Enjoying a humid summer morning after thunderstorms last night.  Drinking coffee, which is making me pour with sweat even though I'm sitting still, just due to the humidity.  I'm cursed with a heavy perspiration gene from BOTH sides of my family, and this is just one of the lovely ways it manifests itself.  (In the summer, I have to have a fan blowing directly on my face on high just to blow dry my hair and apply makeup, otherwise the heavy face and head perspiration renders my efforts futile.  Weird, no one else I know experiences this).  Its a day off work but no one else is up yet so I'm enjoying some internet time--reading my favorite aviation blogs (View from the Tower and Flight Level 390 are my favorites), having fun with the snark and nasty arguments on the AOPA (Aircraft Owners and Pilots Association) Forums (pilots are OPINIONATED folks, aren't they?) and noting on my weather sites that heavy thunderstorms are forecast for today.  Hope I still get to go swimming! 
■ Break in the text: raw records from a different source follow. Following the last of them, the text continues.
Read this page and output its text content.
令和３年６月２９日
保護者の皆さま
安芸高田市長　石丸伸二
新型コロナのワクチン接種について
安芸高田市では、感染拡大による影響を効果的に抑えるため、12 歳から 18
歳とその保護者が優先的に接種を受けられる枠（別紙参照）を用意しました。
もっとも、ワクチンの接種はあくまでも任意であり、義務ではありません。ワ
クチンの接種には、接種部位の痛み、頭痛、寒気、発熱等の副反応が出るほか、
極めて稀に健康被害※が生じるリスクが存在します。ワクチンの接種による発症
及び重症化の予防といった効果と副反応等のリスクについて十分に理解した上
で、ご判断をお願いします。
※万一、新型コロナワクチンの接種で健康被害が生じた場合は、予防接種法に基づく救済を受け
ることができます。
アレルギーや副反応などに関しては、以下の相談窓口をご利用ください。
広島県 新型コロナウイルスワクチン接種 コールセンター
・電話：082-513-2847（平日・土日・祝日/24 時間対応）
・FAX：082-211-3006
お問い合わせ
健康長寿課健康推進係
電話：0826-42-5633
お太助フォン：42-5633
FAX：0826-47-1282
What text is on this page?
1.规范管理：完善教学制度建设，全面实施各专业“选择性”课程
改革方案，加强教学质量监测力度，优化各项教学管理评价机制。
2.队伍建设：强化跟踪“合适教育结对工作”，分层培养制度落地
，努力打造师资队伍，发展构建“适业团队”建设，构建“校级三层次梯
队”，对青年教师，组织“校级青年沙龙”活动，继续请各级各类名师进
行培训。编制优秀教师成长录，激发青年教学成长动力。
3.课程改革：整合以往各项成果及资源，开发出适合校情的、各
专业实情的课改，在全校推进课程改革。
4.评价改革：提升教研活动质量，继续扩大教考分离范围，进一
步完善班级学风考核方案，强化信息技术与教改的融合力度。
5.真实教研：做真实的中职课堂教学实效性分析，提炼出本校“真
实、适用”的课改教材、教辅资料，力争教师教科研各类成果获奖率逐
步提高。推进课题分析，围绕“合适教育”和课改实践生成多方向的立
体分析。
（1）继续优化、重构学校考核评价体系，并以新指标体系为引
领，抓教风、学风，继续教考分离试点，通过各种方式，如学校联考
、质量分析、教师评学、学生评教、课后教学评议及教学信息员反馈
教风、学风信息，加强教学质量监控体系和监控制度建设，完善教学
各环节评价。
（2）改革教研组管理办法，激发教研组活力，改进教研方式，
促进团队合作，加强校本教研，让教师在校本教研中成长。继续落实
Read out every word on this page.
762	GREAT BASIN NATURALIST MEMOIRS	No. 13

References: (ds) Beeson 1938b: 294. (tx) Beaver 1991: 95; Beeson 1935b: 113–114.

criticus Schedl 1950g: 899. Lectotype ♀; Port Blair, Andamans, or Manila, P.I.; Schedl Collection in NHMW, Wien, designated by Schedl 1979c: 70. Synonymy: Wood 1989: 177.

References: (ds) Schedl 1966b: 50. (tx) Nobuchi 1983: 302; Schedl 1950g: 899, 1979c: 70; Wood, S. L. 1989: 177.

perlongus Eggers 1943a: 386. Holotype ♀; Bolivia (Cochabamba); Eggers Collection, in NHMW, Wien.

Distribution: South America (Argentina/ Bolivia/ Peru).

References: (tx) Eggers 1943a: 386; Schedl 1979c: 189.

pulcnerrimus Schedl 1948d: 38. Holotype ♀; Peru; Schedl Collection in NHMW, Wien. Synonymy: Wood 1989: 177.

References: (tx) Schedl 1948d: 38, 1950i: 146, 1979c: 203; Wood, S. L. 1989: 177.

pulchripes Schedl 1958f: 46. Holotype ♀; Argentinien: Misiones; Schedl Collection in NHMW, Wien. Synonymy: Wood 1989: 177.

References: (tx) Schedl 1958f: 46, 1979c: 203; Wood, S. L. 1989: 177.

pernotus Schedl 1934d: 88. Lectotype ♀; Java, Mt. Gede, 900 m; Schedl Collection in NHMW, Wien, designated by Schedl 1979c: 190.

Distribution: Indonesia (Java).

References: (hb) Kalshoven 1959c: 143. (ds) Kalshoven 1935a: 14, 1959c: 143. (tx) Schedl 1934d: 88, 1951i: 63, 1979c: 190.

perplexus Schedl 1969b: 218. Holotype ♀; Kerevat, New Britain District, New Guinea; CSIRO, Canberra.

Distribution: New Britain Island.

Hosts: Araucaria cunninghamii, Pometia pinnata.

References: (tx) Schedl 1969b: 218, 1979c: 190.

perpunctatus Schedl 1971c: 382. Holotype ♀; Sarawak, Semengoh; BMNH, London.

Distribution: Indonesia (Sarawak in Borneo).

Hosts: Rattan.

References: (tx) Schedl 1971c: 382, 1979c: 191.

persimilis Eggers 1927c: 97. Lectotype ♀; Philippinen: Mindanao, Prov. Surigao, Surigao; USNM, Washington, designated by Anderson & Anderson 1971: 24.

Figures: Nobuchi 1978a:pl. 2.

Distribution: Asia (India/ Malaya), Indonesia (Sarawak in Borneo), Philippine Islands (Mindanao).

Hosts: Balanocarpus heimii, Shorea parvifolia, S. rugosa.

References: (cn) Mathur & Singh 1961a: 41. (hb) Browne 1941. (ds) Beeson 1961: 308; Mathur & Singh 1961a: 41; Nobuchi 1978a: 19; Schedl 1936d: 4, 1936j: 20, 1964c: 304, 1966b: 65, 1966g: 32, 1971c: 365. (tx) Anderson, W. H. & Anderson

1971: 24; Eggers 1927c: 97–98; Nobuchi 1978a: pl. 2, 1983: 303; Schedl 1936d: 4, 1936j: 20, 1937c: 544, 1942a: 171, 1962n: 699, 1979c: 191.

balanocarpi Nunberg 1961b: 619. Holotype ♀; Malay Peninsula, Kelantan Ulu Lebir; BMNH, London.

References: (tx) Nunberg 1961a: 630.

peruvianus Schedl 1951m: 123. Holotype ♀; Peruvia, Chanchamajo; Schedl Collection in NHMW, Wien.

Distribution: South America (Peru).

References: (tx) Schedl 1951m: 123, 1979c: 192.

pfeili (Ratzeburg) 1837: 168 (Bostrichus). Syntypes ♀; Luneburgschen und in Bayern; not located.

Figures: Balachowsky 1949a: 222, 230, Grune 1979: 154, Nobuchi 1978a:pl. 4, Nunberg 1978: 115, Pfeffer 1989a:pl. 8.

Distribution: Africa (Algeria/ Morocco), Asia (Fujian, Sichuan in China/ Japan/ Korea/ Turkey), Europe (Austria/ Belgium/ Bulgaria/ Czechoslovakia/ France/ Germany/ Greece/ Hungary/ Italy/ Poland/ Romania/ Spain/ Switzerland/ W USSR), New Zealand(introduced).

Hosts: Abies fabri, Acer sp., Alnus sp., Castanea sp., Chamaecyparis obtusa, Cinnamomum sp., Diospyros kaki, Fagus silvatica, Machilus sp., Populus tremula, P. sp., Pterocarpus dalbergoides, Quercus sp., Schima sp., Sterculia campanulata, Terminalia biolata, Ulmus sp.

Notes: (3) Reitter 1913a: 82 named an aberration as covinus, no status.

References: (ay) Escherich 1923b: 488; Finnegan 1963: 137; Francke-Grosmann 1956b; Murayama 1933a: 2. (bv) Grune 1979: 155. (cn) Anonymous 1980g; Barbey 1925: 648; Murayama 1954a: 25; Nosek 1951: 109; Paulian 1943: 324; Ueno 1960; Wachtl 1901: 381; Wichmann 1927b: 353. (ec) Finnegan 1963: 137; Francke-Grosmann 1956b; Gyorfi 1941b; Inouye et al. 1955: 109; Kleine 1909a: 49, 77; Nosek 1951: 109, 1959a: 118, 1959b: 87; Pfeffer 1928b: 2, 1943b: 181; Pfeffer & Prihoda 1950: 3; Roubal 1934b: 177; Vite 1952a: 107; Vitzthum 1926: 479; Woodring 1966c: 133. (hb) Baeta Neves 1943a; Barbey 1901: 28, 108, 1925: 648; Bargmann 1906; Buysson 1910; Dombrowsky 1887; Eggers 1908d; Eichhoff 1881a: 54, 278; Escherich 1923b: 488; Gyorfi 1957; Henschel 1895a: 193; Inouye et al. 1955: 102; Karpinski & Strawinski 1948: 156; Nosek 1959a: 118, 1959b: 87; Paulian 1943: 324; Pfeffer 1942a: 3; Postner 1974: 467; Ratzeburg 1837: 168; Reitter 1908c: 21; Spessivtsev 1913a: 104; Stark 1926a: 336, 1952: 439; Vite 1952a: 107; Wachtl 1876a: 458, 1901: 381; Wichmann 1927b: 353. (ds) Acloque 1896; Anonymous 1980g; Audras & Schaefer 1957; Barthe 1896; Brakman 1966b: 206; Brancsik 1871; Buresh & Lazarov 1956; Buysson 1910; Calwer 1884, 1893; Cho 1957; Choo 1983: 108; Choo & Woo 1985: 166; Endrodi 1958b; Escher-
I have some succulents that I not very successfully try to take care of and keep alive.  I take no credit for this, but my most exotic succulents right now are absolutely thriving.  Here are some pictures of these weird plants.  They really are strange, to me, they don't even look terrestrial. 

These are my three brain plants.  I call them that because the pattern on top of the lobes looks like the pattern of wrinkles on a brain, but I think they are actually called Lithops.  The reddish one in the center had two lobes but over the past several days it split and FOUR lobes are growing out of the center!  Very strange:



Here is a closer view of the four lobes growing out of two:



It's creepy, looks like something from an alien movie.  You might also note that the gray one at the bottom left of the picture is splitting as well, but as far as I can tell, only two new lobes are growing out of that one.  From my short experience with these very, very strange plants, when new lobes grow, the older ones gradually shrivel and die.  

Here are my two split rocks and my mimicry plant.  I don't have very good luck with split rocks.  (Or mimicry plants for that matter, the shriveled light brown mass on the right side of the pot is another mimicry plant that died).  These here are my third attempt at keeping these split rocks alive.  So far, so good:


My understanding is that these guys will actually flower, but I've never had any that lived long enough to do that.  I also believe that these odd succulents are native to South Africa, which makes me want to visit and see them in their natural environment.  HIghly unlikely that I will ever do that, however.  I'm pretty resigned to the fact that I probably won't ever get to travel abroad. 

In the eating front, still abstaining from sugar and white flour, need to work on portion size.  My body is still adjusting.  I got super hungry yesterday afternoon after a day of literally back-to-back meetings from 10 am to 4pm and while I probably ate a little too much, when I got super hungry, I still avoided the junk food.  It's going to take a while to get this down to where its normal to me, but I'm still mostly encouraged by my progress.

Postscript:  kittens seem to have turned the corner due to regular applications of medicine to their noses and eyes and are much better, frolicing and leaping and acting like normal kittens.  Mom made an executive decision and are now Merida and Fergus, named after characters in the Disney movie Brave, but six year old insists that they are to be pronounced in a strong Scottish accent.  Example: "Here Fairr-ee-gus!"